With the use of interactive exercises and countless examples, the book takes you through the process of creating a MISOGI tailored specifically to you. You learn all about what a MISOGI is, where it comes from, how to choose your own MISOGI, subsequently perform it, and there is a continual emphasis on the benefits of engaging in this method.
There were many aspects of the book that I enjoyed: from the get-go, I was intrigued by the idea of breaking the pattern of monotony that can oftentimes come with life. The inspirational quotes, that Jody B. Miller included at the beginning of each chapter, set a good tone and the book's dialogue was simple and easy to read. I appreciated the inclusiveness of the book; for example, how it incorporated many different religious beliefs and varying examples of MISOGI’s. I found the “Takeaways” summary section at the end of each chapter, as well as the resources section at the end of the book, to be valuable insertions and the relevance of the book to the current era, in terms of its technological features, made it a far more relatable read. The exercises in the book were fun additions and through them, I felt that I personally learned a lot about myself. I found The MISOGI Method to contain an interesting theory which I intend to explore further.

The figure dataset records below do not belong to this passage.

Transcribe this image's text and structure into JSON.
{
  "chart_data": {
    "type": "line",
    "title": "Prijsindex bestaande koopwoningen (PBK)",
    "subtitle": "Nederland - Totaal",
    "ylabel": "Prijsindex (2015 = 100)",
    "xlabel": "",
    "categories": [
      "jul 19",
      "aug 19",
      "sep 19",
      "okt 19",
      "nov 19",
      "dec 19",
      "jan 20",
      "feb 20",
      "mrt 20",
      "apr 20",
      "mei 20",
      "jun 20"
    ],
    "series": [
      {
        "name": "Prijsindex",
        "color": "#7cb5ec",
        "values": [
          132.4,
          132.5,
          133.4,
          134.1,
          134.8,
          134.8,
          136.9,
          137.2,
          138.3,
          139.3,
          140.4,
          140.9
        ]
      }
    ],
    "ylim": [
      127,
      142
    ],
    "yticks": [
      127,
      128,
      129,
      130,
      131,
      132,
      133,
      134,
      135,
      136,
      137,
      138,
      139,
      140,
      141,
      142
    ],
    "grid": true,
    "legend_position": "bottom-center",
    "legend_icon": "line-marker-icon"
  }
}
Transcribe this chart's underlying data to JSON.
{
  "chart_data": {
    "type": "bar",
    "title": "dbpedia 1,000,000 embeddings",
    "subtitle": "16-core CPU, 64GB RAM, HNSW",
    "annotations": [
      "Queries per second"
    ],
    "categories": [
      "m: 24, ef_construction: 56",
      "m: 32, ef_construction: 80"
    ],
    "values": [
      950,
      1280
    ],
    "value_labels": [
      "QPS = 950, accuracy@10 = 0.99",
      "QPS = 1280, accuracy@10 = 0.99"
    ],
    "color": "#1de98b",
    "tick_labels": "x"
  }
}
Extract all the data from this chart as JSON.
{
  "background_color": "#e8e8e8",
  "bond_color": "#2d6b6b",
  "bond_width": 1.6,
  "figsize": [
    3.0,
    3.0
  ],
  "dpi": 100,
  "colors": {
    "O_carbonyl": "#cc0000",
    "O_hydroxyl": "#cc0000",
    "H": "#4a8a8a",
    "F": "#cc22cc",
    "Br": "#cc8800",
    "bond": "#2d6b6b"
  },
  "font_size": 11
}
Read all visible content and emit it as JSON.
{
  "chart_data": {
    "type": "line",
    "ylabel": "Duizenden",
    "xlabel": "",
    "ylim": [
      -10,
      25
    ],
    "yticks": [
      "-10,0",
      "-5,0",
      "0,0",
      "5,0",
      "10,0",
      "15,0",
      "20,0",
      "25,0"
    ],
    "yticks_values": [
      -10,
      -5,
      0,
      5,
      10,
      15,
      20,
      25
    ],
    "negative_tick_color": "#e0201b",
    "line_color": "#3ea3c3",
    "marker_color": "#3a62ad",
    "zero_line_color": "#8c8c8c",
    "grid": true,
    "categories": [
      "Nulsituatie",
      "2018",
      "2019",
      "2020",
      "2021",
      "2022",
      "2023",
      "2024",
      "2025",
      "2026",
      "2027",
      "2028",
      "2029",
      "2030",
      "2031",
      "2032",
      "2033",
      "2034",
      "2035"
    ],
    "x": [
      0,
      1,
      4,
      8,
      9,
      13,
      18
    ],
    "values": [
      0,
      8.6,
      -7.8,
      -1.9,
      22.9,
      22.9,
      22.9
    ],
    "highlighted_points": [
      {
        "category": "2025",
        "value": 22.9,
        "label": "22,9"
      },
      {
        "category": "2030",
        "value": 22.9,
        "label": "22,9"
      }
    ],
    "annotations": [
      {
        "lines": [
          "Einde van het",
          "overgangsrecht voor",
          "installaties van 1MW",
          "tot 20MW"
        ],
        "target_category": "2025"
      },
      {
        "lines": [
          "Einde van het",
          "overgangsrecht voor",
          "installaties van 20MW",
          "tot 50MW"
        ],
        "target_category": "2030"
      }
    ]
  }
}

Contrary to this, there were also aspects of the book that I was not so enthusiastic about. I did not appreciate the pictures included in the text as I thought them to be messy: the pictures themselves were not informative and seemed childish. The author’s constant self-promotion, in terms of referring to her other book and her TEDx talk, was tacky and caused an irrelevant shift of focus in the book. This irrelevancy also occurred in the form of certain facts being included in the book – for example, telling the readers that your friend and his wife are “the largest collectors of Buddhist and Hindu deity art in the United States” has no revelatory connection to the topic of the book. I also found there to be quite a few grammatical and punctuation errors, suggesting that this book was not professionally edited. Overall, I was disappointed in the delivery of such an intriguing concept.
With all this in mind, I have decided to give this book 2 out of 4 stars. The idea of MISOGI fascinated me when I chose to read it, however, I do not feel that the author gave it the justice it deserved. For anyone, with indifference to errors, looking for a light, easy read with some self-reflection and a desire for change in their life, I’d suggest giving it a go. But, for those who prefer a more to-the-point and challenging read, I think it would be better to watch Jody B. Miller's TEDx talk about The MISOGI Method which she so fondly promotes.